Bruce Walker Storyteller
The Quilting Bee
by Bruce Walker @2016
One of the fondest memories of my childhood in St. Clair County, Al was the gathering of women who came to our house for the weekly quilting bee. Hanging from the ceiling in our living room was a large wood frame with small nails protruding from it in three inch intervals. On the third Tuesday of each month, mother moved furniture against the walls to make room for the quilting bee. I did not realize it, being six years old in 1959; I was witnessing a cultural embodiment of a feminine canon of faith.
Each week the women would gather at a different home and, each week, a different story was stitched. At one home a quilt was being pieced from a husband’s shirt, the lead quilter, Emmy, called this her Renewal quilt. “My husband wore this shirt when he was baptized at 55 years of age. The crops, that year, were failing from lack of rain, the mortgage was due, with no means to pay it, and the bank would not extend it.
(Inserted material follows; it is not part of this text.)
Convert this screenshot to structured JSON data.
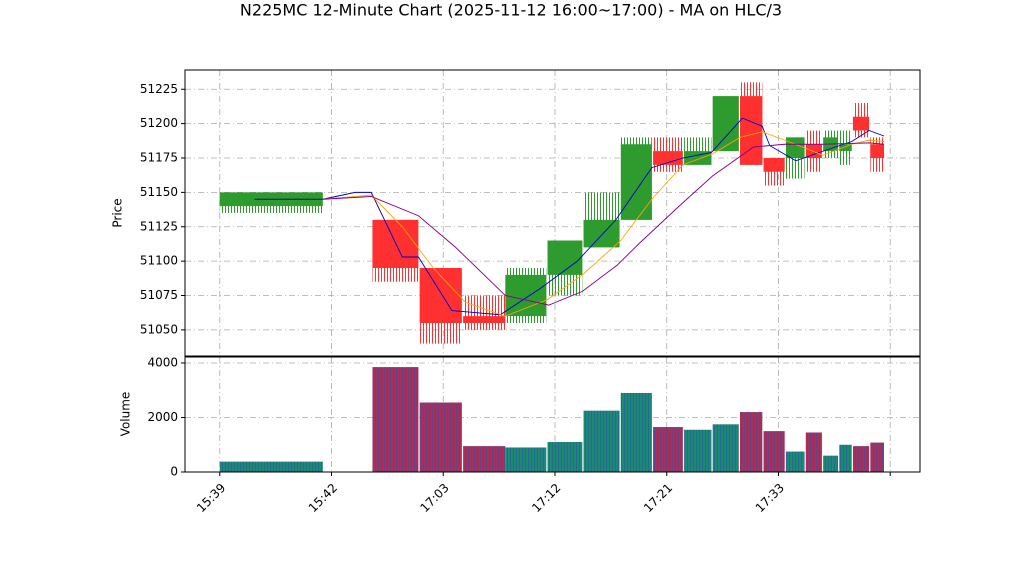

One evening my husband came in from the fields with dust caked on his face.” She continued, “Albert had not darkened the door of our church in over 20 years, even for funerals, he would sit in the pick-up, waiting for me. That day was different, he knelt beside our kitchen table and actually bowed his head and prayed, “Oh Lord you know that you and I have not had a good relationship since my little Mary died. I don’t understand why you took her; after all you could have prevented that whooping cough outbreak but I want to make peace with You, I give up, please send some rain, Emmy shows up at church every Sunday and I promise I will too”, and with a long pause he said, “Amen”. With tears in her eyes Emmy said, “Sure enough, the rains set in, the crops recovered and with the oversupply of the harvest, we paid off the loan and, true to his prayer, Albert made peace with God. He joined the church, and became a fervent believer, God rest his soul. This quilt is the more than bits and pieces of that shirt; it is my renewal of faith too, truth be told, I was mad at God myself. ” I looked up from playing with my spinning wood top, as she took the handkerchief Grandma offered her. Hugs, affectionate pats and words of understanding from her sister quilters gave a sacred presence to the gathering.
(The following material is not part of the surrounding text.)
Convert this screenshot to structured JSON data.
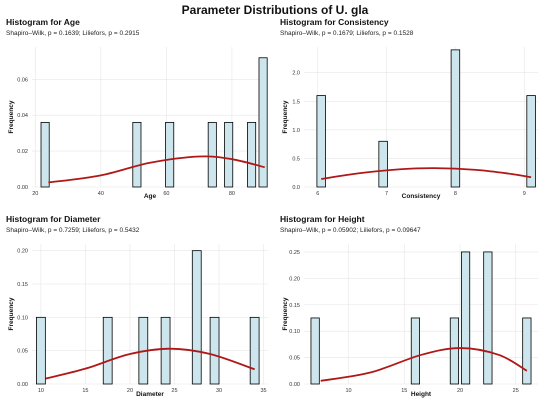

The next week the quilting bee moved over to “Aunt Verna’s” house. Verna and her husband, Roy was an aging couple that had never raised children. She was stitching a quilt from her baby’s dedication gown, worn when he was 4 weeks old, the baby died shortly thereafter. This quilt was not made in sorrow but in hope- Verna firmly believed she would hold her baby again in the next chapter of her life; they had wanted more children but to no avail. Instead of lamenting their situation, Verna and Roy adopted all of us kids on Walker’s Bend as their own. Every child knew you could stop at “Aunt” Verna’s house after school for some home-made goodie. At Christmas they would buy every child they could think of a gift. One Christmas they gave me a transistor radio, shaped as a chest type water cooler Coke machine. It was magic; all you had to do was clip the two wires coming from it to anything metal and you could tune in radio stations.
Around the quilting frame, my great-grandmother revealed she had terminal cancer and my mother announced I would be coming into this world. Surrounded by other women, they discussed marriage problems, personal fears and life’s disappointments. The older ones offered sage advice from roads already travelled and the younger ones gained emotional strength knowing they were not alone. At the quilting bee, there was more to quilting than the stitches.